COVID-19, remote working and mental health
As the recent ONS survey suggests, the coronavirus-induced anxiety felt by many has underlying factors. These include financial worries, depression triggered by social isolation, health fears and the stress of major lifestyle changes.
Research has shown that homeworkers are generally happier and more productive. However, these studies largely relate to workers who choose to work from home. Many employees have now been forced to work from home.
Employees who enjoy the social aspects of working could struggle. A worker’s living circumstances may make homeworking stressful. Urban homeworkers without a study space or home office may lack the privacy to work effectively. Others may find the change to their routine hampers their productivity or ability to focus, leading to additional stress.
When undertaking risk assessments, employers and HR staff must consider the mental health-related aspects of their health and safety obligations to homeworkers.
Managing mental health risk
The risk of homeworking employees developing mental health issues is arguably greater than the risk to in-office workers.
Not only are the pressures of isolated working in a time of global pandemic already unprecedented, HR managers cannot easily carry out the same level of passive monitoring. Given that standard homeworking revolves around email and structured video conferences, there is not the same opportunity to casually observe and manage those workers who may be struggling.
The skills and tools that HR professionals already use in the office are essential when managing mental health hazards for remote workers.

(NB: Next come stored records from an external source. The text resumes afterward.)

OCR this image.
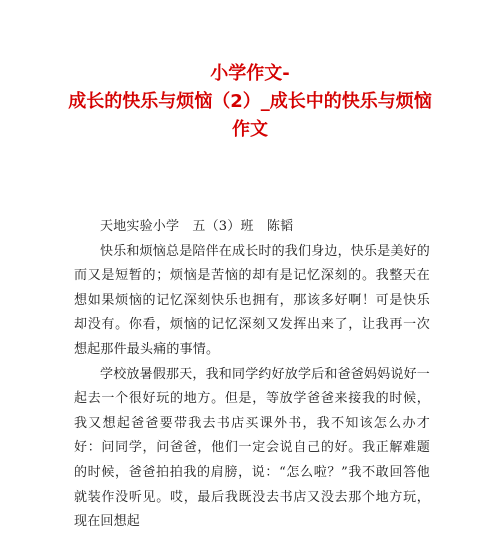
小学作文-
成长的快乐与烦恼（2）_成长中的快乐与烦恼
作文
天地实验小学　五（3）班　陈韬

快乐和烦恼总是陪伴在成长时的我们身边，快乐是美好的而又是短暂的；烦恼是苦恼的却有是记忆深刻的。我整天在想如果烦恼的记忆深刻快乐也拥有，那该多好啊！可是快乐却没有。你看，烦恼的记忆深刻又发挥出来了，让我再一次想起那件最头痛的事情。

学校放暑假那天，我和同学约好放学后和爸爸妈妈说好一起去一个很好玩的地方。但是，等放学爸爸来接我的时候，我又想起爸爸要带我去书店买课外书，我不知该怎么办才好：问同学，问爸爸，他们一定会说自己的好。我正解难题的时候，爸爸拍拍我的肩膀，说：“怎么啦？”我不敢回答他就装作没听见。哎，最后我既没去书店又没去那个地方玩，现在回想起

Communication, and particularly fostering a culture of open communication, will help.
Tools like Whatsapp, Zoom and Slack can help to recreate the convivial atmosphere of the office. HR staff can engage with these tools, broadcasting general advice and support, while offering private support to those workers who need it.
Embracing the spirit of homeworking health and safety management
This article has highlighted the legal aspects of employers’ liability insurance and remote working. That said, it is crucial that both employers and employees recognise that fulfilling health and safety duties is more than a box-ticking exercise.
All sides should be encouraged to follow the spirit as well as the letter of the health and safety regs. This will help to ensure that, during this time of unprecedented upheaval, unnecessary risks are not taken and staff are not left isolated and exposed to avoidable harm.
Editor’s note: Given that this piece is focused solely on U.K. law, British spelling conventions have been left intact.